Question

Differentiate the following function with respect to x

(1) In2x

Answer 1

1/x

Answer 2

\[\frac{d}{dx}\ln(ax)=\frac{1}{x}\] for any constant a

Answer 3

I'm not sure of the rules of In... Are they the same or different than e?

Answer 4

that is because
\[\ln(ax)=\ln(a)+\ln(x)\]
the derivative of
\[\ln(a)\] is zero, because it is a constant, and the derivative of
\[\ln(x)\] is
\[\frac{1}{x}\]

Answer 5

\[ln(x)=\log_e(x)\]

Answer 6

Hm Ok.. so, what would In(2x-1) be?

Answer 7

\[\frac{1}{2x-1}\times \frac{d}{dx}[2x-1]\] by the chain rule, or
\[\frac{2}{2x-1}\]

Answer 8

2/(2x-1)

Answer 9

in general the derivative of
\[\ln(g(x))\] is
\[\frac{g'(x)}{g(x)}\]

Answer 10

you will use this repeatedly, so it is good to get it under your belt now

Answer 11

\[what~ does~ ~g'(x) ~mean?\]

Answer 12

(lnu)' = u'/u
(ln 2x)' = 2/2x = 1/x
In(2x-1)' = 2/(2x -1)

Answer 13

note that this also says that since
\[\frac{d}{dx}\ln(g(x))=\frac{g'(x)}{g(x)}\]this also means we can solve for g' to get
\[g(x)\times \frac{d}{dx}\ln(g(x))=g'(x)\] a good way to find the derivative sometimes

Answer 14

g(x) = u

Answer 15

\[g'\] means the derivative of g

Answer 16

Hmm.
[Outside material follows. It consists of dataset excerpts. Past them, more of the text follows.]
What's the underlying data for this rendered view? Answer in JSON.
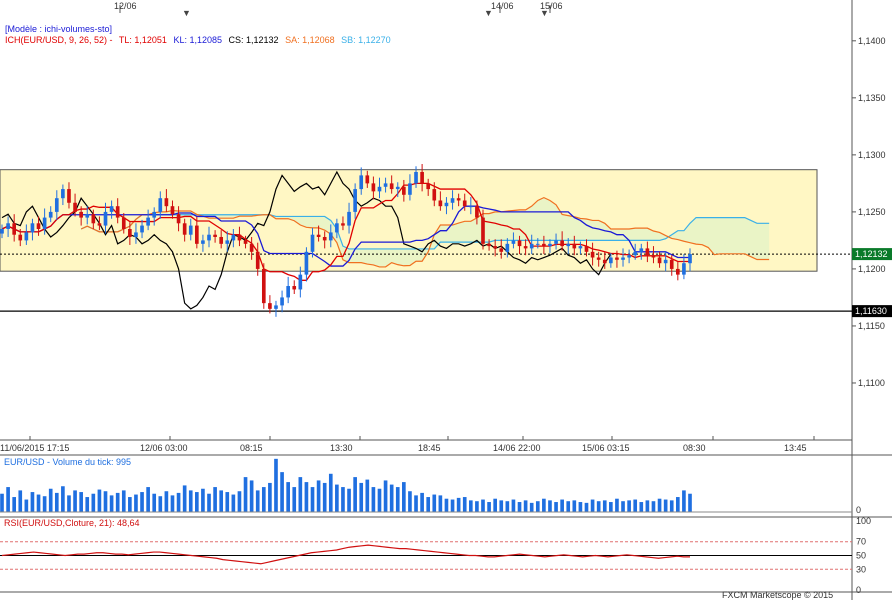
{
  "header": {
    "top_dates": [
      "12/06",
      "14/06",
      "15/06"
    ],
    "model_label": "[Modèle : ichi-volumes-sto]",
    "ichimoku": {
      "name": "ICH(EUR/USD, 9, 26, 52) -",
      "tl": "TL: 1,12051",
      "kl": "KL: 1,12085",
      "cs": "CS: 1,12132",
      "sa": "SA: 1,12068",
      "sb": "SB: 1,12270"
    }
  },
  "colors": {
    "tenkan": "#e00000",
    "kijun": "#1a1ad6",
    "chikou": "#000000",
    "senkou_a": "#f07020",
    "senkou_b": "#3ab0e8",
    "bull": "#1f6fe0",
    "bear": "#d01010",
    "box_fill": "#fff7c4",
    "volume": "#1f6fe0",
    "rsi": "#d01010"
  },
  "price_axis": {
    "ticks": [
      "1,1400",
      "1,1350",
      "1,1300",
      "1,1250",
      "1,1200",
      "1,1150",
      "1,1100"
    ],
    "last_price": "1,12132",
    "support_level": "1,11630"
  },
  "time_axis": [
    "11/06/2015 17:15",
    "12/06 03:00",
    "08:15",
    "13:30",
    "18:45",
    "14/06 22:00",
    "15/06 03:15",
    "08:30",
    "13:45"
  ],
  "volume_panel": {
    "title": "EUR/USD - Volume du tick: 995",
    "axis_zero": "0"
  },
  "rsi_panel": {
    "title": "RSI(EUR/USD,Cloture, 21): 48,64",
    "levels": [
      "100",
      "70",
      "50",
      "30",
      "0"
    ]
  },
  "footer": {
    "credit": "FXCM Marketscope © 2015"
  },
  "chart_data": [
    {
      "type": "candlestick",
      "symbol": "EUR/USD",
      "ylim": [
        1.105,
        1.142
      ],
      "closes": [
        1.1235,
        1.124,
        1.123,
        1.1225,
        1.1232,
        1.124,
        1.1235,
        1.1245,
        1.125,
        1.1262,
        1.127,
        1.1258,
        1.125,
        1.1245,
        1.1248,
        1.124,
        1.1238,
        1.125,
        1.1255,
        1.1245,
        1.1235,
        1.1228,
        1.1232,
        1.1238,
        1.1245,
        1.125,
        1.1262,
        1.1255,
        1.1248,
        1.124,
        1.123,
        1.1238,
        1.1222,
        1.1225,
        1.123,
        1.1228,
        1.1222,
        1.1225,
        1.123,
        1.1225,
        1.1222,
        1.1215,
        1.12,
        1.117,
        1.1165,
        1.1168,
        1.1175,
        1.1185,
        1.1182,
        1.1195,
        1.1215,
        1.123,
        1.1228,
        1.1225,
        1.1232,
        1.124,
        1.1238,
        1.125,
        1.127,
        1.1282,
        1.1275,
        1.1268,
        1.1272,
        1.1275,
        1.127,
        1.1272,
        1.1265,
        1.1275,
        1.1285,
        1.1275,
        1.127,
        1.126,
        1.1255,
        1.1258,
        1.1262,
        1.126,
        1.1255,
        1.1255,
        1.1245,
        1.1222,
        1.122,
        1.1218,
        1.1215,
        1.1222,
        1.1225,
        1.122,
        1.1218,
        1.1222,
        1.1222,
        1.122,
        1.1222,
        1.1225,
        1.122,
        1.1222,
        1.1218,
        1.122,
        1.1215,
        1.121,
        1.1208,
        1.1205,
        1.121,
        1.1208,
        1.121,
        1.1212,
        1.1215,
        1.1218,
        1.1212,
        1.121,
        1.1205,
        1.1208,
        1.12,
        1.1195,
        1.1205,
        1.1213
      ],
      "support_line": 1.1163,
      "ichimoku_box": [
        1.1198,
        1.1287
      ]
    },
    {
      "type": "bar",
      "name": "Volume du tick",
      "values": [
        220,
        300,
        180,
        260,
        150,
        240,
        210,
        190,
        280,
        230,
        310,
        200,
        260,
        240,
        180,
        220,
        270,
        250,
        200,
        230,
        260,
        180,
        210,
        240,
        300,
        220,
        190,
        250,
        200,
        230,
        320,
        260,
        240,
        280,
        220,
        300,
        260,
        240,
        210,
        250,
        420,
        380,
        260,
        300,
        350,
        640,
        480,
        360,
        300,
        420,
        360,
        300,
        380,
        350,
        460,
        330,
        300,
        280,
        420,
        350,
        390,
        300,
        280,
        380,
        330,
        300,
        360,
        250,
        200,
        230,
        180,
        210,
        200,
        160,
        150,
        170,
        180,
        140,
        130,
        150,
        120,
        160,
        140,
        130,
        150,
        120,
        140,
        110,
        130,
        160,
        140,
        120,
        150,
        130,
        140,
        120,
        110,
        150,
        130,
        140,
        120,
        160,
        130,
        140,
        150,
        120,
        140,
        130,
        160,
        150,
        140,
        180,
        260,
        220
      ],
      "max": 650
    },
    {
      "type": "line",
      "name": "RSI",
      "values": [
        50,
        51,
        52,
        53,
        54,
        55,
        54,
        53,
        52,
        51,
        50,
        51,
        52,
        52,
        53,
        54,
        54,
        53,
        52,
        52,
        51,
        52,
        53,
        54,
        55,
        55,
        54,
        53,
        52,
        51,
        50,
        49,
        48,
        47,
        46,
        44,
        43,
        42,
        41,
        40,
        39,
        38,
        40,
        42,
        44,
        46,
        48,
        50,
        52,
        54,
        55,
        56,
        57,
        58,
        60,
        62,
        63,
        64,
        65,
        64,
        63,
        62,
        61,
        60,
        60,
        59,
        58,
        57,
        56,
        55,
        54,
        53,
        52,
        51,
        50,
        50,
        49,
        48,
        48,
        49,
        50,
        51,
        52,
        51,
        50,
        49,
        48,
        49,
        50,
        51,
        50,
        49,
        48,
        49,
        50,
        49,
        48,
        49,
        50,
        51,
        50,
        49,
        48,
        47,
        46,
        47,
        48,
        49,
        48,
        48
      ],
      "ylim": [
        0,
        100
      ]
    }
  ]
}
Ok

Answer 17

I've done some more on my own, and have managed, but what's\[ In {1 \over x}?\]

Answer 18

-1/x

Answer 19

Yes, but why?

Answer 20

\[y=\ln\frac{1}{x}\]
\[\frac{dy}{dx}=-\frac{1}{(\frac{1}{x})}(x ^{-2})\]
\[\frac{dy}{dx}=-x(x ^{-2})\]
\[\frac{dy}{dx}=-\frac{x}{x ^{2}}\]
\[\frac{dy}{dx}=-\frac{1}{x}\]

Answer 21

Oh, That makes soo much more sense! Thanks so much!